Ce n’est pas la première fois que le politicien se retrouve à respecter le ramadan tout en exerçant des fonctions électives : il le faisait déjà “depuis 2021 tout en siégeant à l’assemblée de l’État de New York”, explique le journal en soulignant que Zohran Mamdani l’a toujours observé de façon tout à fait publique.

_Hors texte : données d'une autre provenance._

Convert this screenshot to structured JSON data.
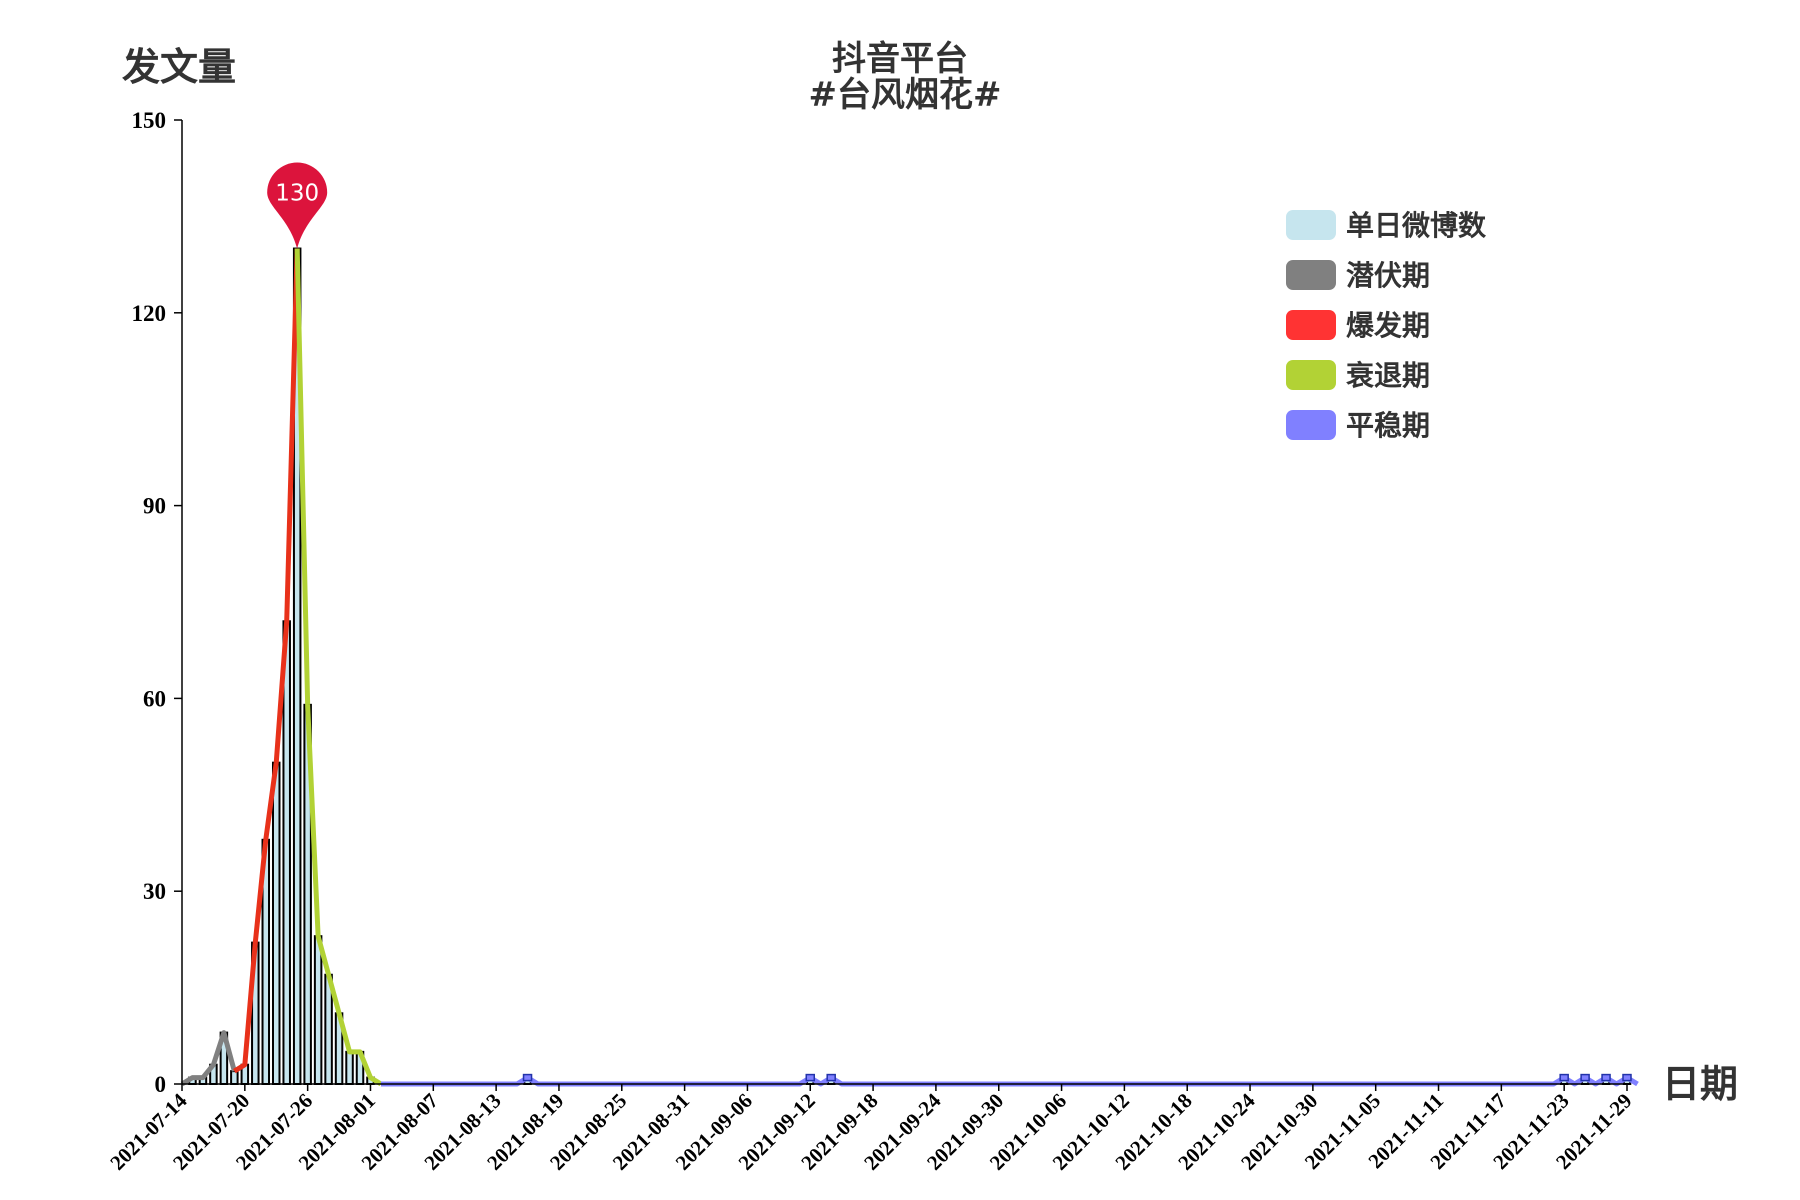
{
  "chart_data": {
    "type": "bar",
    "title": "抖音平台",
    "subtitle": "#台风烟花#",
    "xlabel": "日期",
    "ylabel": "发文量",
    "ylim": [
      0,
      150
    ],
    "yticks": [
      0,
      30,
      60,
      90,
      120,
      150
    ],
    "x_start": "2021-07-14",
    "x_end": "2021-11-29",
    "xticks": [
      "2021-07-14",
      "2021-07-20",
      "2021-07-26",
      "2021-08-01",
      "2021-08-07",
      "2021-08-13",
      "2021-08-19",
      "2021-08-25",
      "2021-08-31",
      "2021-09-06",
      "2021-09-12",
      "2021-09-18",
      "2021-09-24",
      "2021-09-30",
      "2021-10-06",
      "2021-10-12",
      "2021-10-18",
      "2021-10-24",
      "2021-10-30",
      "2021-11-05",
      "2021-11-11",
      "2021-11-17",
      "2021-11-23",
      "2021-11-29"
    ],
    "legend_position": "top-right",
    "grid": false,
    "bar_series": {
      "name": "单日微博数",
      "color": "#c6e5ee",
      "dates": [
        "2021-07-15",
        "2021-07-16",
        "2021-07-17",
        "2021-07-18",
        "2021-07-19",
        "2021-07-20",
        "2021-07-21",
        "2021-07-22",
        "2021-07-23",
        "2021-07-24",
        "2021-07-25",
        "2021-07-26",
        "2021-07-27",
        "2021-07-28",
        "2021-07-29",
        "2021-07-30",
        "2021-07-31",
        "2021-08-01",
        "2021-08-16",
        "2021-09-12",
        "2021-09-14",
        "2021-11-23",
        "2021-11-25",
        "2021-11-27",
        "2021-11-29"
      ],
      "values": [
        1,
        1,
        3,
        8,
        2,
        3,
        22,
        38,
        50,
        72,
        130,
        59,
        23,
        17,
        11,
        5,
        5,
        1,
        1,
        1,
        1,
        1,
        1,
        1,
        1
      ]
    },
    "phases": [
      {
        "name": "潜伏期",
        "color": "#808080",
        "x": [
          "2021-07-14",
          "2021-07-15",
          "2021-07-16",
          "2021-07-17",
          "2021-07-18",
          "2021-07-19"
        ],
        "y": [
          0,
          1,
          1,
          3,
          8,
          2
        ]
      },
      {
        "name": "爆发期",
        "color": "#ff3333",
        "x": [
          "2021-07-19",
          "2021-07-20",
          "2021-07-21",
          "2021-07-22",
          "2021-07-23",
          "2021-07-24",
          "2021-07-25"
        ],
        "y": [
          2,
          3,
          22,
          38,
          50,
          72,
          130
        ]
      },
      {
        "name": "衰退期",
        "color": "#b2d235",
        "x": [
          "2021-07-25",
          "2021-07-26",
          "2021-07-27",
          "2021-07-28",
          "2021-07-29",
          "2021-07-30",
          "2021-07-31",
          "2021-08-01",
          "2021-08-02"
        ],
        "y": [
          130,
          59,
          23,
          17,
          11,
          5,
          5,
          1,
          0
        ]
      },
      {
        "name": "平稳期",
        "color": "#8080ff",
        "x": [
          "2021-08-02",
          "2021-08-15",
          "2021-08-16",
          "2021-08-17",
          "2021-09-11",
          "2021-09-12",
          "2021-09-13",
          "2021-09-14",
          "2021-09-15",
          "2021-11-22",
          "2021-11-23",
          "2021-11-24",
          "2021-11-25",
          "2021-11-26",
          "2021-11-27",
          "2021-11-28",
          "2021-11-29",
          "2021-11-30"
        ],
        "y": [
          0,
          0,
          1,
          0,
          0,
          1,
          0,
          1,
          0,
          0,
          1,
          0,
          1,
          0,
          1,
          0,
          1,
          0
        ]
      }
    ],
    "markpoint": {
      "date": "2021-07-25",
      "value": 130,
      "label": "130",
      "color": "#dc143c"
    }
  }
}
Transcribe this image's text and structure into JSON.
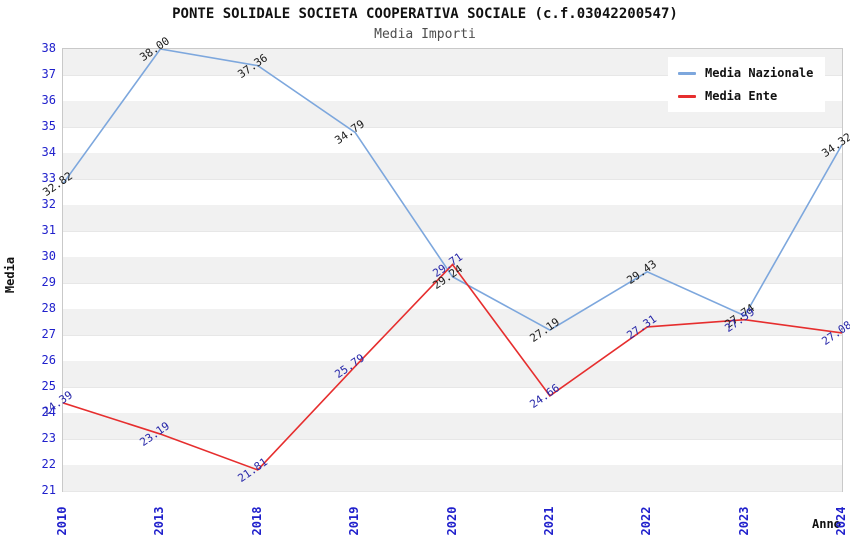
{
  "header": {
    "title": "PONTE SOLIDALE SOCIETA COOPERATIVA SOCIALE (c.f.03042200547)",
    "subtitle": "Media Importi"
  },
  "chart_data": {
    "type": "line",
    "title": "PONTE SOLIDALE SOCIETA COOPERATIVA SOCIALE (c.f.03042200547)",
    "subtitle": "Media Importi",
    "xlabel": "Anno",
    "ylabel": "Media",
    "x": [
      "2010",
      "2013",
      "2018",
      "2019",
      "2020",
      "2021",
      "2022",
      "2023",
      "2024"
    ],
    "series": [
      {
        "name": "Media Nazionale",
        "color": "#7da7dd",
        "label_color": "#1a1a1a",
        "values": [
          32.82,
          38.0,
          37.36,
          34.79,
          29.24,
          27.19,
          29.43,
          27.74,
          34.32
        ]
      },
      {
        "name": "Media Ente",
        "color": "#e62e2e",
        "label_color": "#2525a8",
        "values": [
          24.39,
          23.19,
          21.81,
          25.79,
          29.71,
          24.66,
          27.31,
          27.59,
          27.08
        ]
      }
    ],
    "ylim": [
      21,
      38
    ],
    "ytick_step": 1,
    "grid": "alternating-horizontal-bands",
    "legend_position": "top-right",
    "axis_tick_color": "#2020cc",
    "band_color": "#f1f1f1"
  },
  "legend": {
    "items": [
      {
        "label": "Media Nazionale",
        "color": "#7da7dd"
      },
      {
        "label": "Media Ente",
        "color": "#e62e2e"
      }
    ]
  }
}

Comme l’an dernier, au beau milieu de sa campagne électorale pour la mairie de New York, quand il avait posté sur les réseaux sociaux une photo de rupture du jeûne “où on pouvait le voir en train de déguster un Burrito dans la ligne Q du métro de la Grosse Pomme”.
Cette année, le maire va devoir jeûner “tout en prononçant des discours, en parcourant la ville pour se rendre à des rendez-vous et en allant à la rencontre de ses électeurs, sans même pouvoir prendre une collation ou une gorgée d’eau”, note le quotidien.
Un surcroît de visibilité
Durant le mois de ramadan, le maire a en outre prévu d’organiser “des dîners de rupture du jeûne en compagnie de pompiers de la ville, de livreurs et d’autres travailleurs musulmans new-yorkais”.
Il compte aussi “soutenir les distributions de repas organisées dans certaines mosquées”. Son équipe prévoit également des actions spécifiques en direction des communautés musulmanes d’Afrique de l’Ouest, d’Asie du Sud, du Moyen-Orient et africaines-américaines de la ville, une façon “de mettre en avant la diversité des origines des musulmans de New York”.
Selon une étude de l’Institute for Social Policy and Understanding, un groupe de réflexion spécialisé sur les musulmans des États-Unis, cité par le New York Times, “plus de 20 % des musulmans américains vivent dans la Grosse Pomme”.
Si le fait que Zohran Mamdani, en observant le ramadan lui-même, va donner un surcroît de visibilité à cette tradition, les anciens maires de la ville ont également profité du ramadan “pour organiser des événements ou faire des gestes en direction des musulmans de la ville”, rappelle le quotidien new-yorkais.